What happens is that human beings have been screwing up the Earth to the point that it’s becoming uninhabitable. One response has been to try to create Earth-like conditions on planets in distant solar systems. It’s hoped that these planets will eventually become new homes for humanity.

The terraforming work on one such planet is sabotaged at the last moment. This leads to an enormous unintended consequence: some of the planet’s spiders rapidly evolve, becoming bigger, smarter and much more sociable than the spiders back on Earth.

Before the Earth becomes uninhabitable, giant spaceships are launched with thousands of people aboard. Most of the passengers are stored away as “cargo”, hibernating in an unconscious state, waiting to be resuscitated when their ships finally reach inhabitable worlds, many years in the future.

Throughout the book, the author switches back and forth between what’s happening to the spiders on their planet and what’s happening to the people in one of the spaceships. I felt closer to the people, but the author does a wonderful job explaining things from the perspective of the spiders. As you’d expect, the two species eventually meet.

Somebody is supposedly trying to turn Children of Time into a movie. It really deserves a TV series, possibly with multiple seasons. The author has also published a sequel, Children of Ruin. It’s probably remarkable too.

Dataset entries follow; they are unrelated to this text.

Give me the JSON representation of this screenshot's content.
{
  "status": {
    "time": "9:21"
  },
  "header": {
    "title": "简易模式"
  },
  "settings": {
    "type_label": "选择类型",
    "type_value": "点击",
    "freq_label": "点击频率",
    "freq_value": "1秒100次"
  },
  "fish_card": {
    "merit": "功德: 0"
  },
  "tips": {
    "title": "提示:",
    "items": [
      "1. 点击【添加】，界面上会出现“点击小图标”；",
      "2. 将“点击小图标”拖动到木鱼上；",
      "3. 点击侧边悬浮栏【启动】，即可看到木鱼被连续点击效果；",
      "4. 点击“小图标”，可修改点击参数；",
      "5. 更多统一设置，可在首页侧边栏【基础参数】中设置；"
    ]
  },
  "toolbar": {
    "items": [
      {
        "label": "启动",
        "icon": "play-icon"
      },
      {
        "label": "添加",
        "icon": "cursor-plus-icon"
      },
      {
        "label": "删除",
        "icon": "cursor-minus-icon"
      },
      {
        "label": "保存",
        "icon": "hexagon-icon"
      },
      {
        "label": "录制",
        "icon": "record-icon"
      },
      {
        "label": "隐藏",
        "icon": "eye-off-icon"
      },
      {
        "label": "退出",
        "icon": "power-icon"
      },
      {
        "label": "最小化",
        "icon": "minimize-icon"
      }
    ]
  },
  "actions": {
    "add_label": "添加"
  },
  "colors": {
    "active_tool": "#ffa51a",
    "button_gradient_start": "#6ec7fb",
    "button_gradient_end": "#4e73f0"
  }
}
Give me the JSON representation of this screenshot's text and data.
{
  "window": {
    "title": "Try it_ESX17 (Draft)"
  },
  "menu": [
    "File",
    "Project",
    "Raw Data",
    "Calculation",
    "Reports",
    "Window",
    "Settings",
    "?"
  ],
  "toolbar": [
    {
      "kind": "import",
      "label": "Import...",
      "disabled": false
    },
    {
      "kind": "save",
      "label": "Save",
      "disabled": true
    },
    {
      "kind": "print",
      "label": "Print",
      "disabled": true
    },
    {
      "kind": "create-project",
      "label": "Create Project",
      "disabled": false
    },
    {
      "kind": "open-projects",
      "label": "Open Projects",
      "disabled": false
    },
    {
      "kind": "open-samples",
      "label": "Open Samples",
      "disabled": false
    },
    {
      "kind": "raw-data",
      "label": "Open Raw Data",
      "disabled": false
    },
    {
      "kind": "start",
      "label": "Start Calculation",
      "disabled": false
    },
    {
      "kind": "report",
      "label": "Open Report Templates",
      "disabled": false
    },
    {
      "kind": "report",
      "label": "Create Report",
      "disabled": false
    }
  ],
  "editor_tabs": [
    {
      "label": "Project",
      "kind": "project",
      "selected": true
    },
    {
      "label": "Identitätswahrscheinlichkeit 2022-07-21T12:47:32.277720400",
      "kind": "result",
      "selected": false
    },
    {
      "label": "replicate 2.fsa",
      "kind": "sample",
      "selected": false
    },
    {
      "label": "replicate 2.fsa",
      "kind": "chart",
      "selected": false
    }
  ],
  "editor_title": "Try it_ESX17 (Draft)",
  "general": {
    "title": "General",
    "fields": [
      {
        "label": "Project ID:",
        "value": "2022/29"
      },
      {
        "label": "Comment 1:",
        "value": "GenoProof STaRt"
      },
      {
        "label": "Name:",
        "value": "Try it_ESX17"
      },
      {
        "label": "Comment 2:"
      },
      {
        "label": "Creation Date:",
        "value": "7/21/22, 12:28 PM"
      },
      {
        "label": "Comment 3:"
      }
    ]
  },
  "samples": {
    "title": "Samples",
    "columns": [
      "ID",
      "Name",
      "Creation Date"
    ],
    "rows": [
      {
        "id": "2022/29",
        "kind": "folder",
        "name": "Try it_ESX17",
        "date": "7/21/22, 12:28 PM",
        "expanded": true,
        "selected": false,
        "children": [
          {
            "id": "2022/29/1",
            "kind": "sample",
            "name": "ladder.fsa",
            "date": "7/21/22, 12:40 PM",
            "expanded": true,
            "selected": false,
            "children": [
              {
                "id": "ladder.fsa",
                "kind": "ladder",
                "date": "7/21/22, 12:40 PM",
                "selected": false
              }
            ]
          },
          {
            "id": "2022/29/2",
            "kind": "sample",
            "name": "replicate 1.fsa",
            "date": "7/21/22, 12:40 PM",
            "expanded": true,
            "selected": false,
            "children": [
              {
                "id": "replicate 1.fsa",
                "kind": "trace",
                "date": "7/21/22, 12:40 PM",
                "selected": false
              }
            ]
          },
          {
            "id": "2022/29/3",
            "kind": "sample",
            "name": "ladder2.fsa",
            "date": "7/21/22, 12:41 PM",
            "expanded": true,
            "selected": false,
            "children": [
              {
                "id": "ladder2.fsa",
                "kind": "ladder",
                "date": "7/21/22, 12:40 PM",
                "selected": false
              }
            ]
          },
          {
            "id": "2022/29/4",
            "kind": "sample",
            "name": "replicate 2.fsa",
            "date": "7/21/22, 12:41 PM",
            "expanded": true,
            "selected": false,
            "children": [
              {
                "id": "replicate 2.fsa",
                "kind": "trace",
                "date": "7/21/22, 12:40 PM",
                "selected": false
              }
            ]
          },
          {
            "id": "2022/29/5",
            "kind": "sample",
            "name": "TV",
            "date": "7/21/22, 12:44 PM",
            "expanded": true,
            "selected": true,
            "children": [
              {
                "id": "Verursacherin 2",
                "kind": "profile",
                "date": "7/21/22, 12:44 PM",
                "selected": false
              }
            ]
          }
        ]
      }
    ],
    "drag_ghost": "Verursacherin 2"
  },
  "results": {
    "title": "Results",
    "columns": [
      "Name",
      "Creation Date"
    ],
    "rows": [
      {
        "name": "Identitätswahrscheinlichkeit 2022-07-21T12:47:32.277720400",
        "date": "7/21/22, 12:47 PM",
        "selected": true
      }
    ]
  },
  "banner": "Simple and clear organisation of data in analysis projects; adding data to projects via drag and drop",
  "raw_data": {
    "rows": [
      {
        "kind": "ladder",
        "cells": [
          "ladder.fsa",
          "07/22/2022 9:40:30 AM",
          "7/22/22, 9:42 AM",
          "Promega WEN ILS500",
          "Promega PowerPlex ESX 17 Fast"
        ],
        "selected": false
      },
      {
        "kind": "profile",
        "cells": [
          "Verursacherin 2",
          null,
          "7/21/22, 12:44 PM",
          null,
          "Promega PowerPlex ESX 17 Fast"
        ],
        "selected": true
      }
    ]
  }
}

Other Minds: The Octopus, the Sea and the Deep Origins of Consciousness by Peter Godfrey-Smith

Peter Godfrey-Smith is an Australian professor of philosophy who has spent many hours scuba-diving in order to observe the behavior of octopuses and cuttlefish. The book is an attempt to trace the evolution of mental activity from its earliest beginnings hundreds of millions of years ago, when bacteria began reacting to their surroundings. The author believes that mind and consciousness didn’t suddenly spring into existence; they developed gradually through millions of years. But he admits that nobody knows for sure.

Neither do we know what it’s like to be an octopus. We don’t even know for certain that it’s like anything at all. Maybe octopuses go about their business without feelings or anything like consciousness. Godfrey-Smith, however, argues that it’s reasonable to believe that creatures of many sorts feel pain when they are injured. But where to draw the lines (if there are any lines) between bacteria that simply react, animals that feel pain and creatures like us who are self-conscious is a mystery.

Octopuses are especially interesting because our common ancestors lived about 500 million years ago. Octopuses developed complex nervous systems, arranged differently than ours, independently from most other animals, including us. That means, in Godfrey-Smith’s words, “meeting an octopus is, in many ways, the closest we’re likely to get to meeting an intelligent alien”. It’s really too bad that they can’t tell us what it’s like to be them.

I wish the book ended with a summation of the author’s conclusions. I do remember the idea that nervous systems first evolved in order to respond to a living thing’s surroundings, and then to monitor its internal states and control its movements. And I remember a lot about the interesting behavior of octopuses and their close relations, cuttlefish. But I can’t say I came to any solid conclusions about the deep origins of consciousness. If the author reached any conclusions, he should have reminded his readers what they were.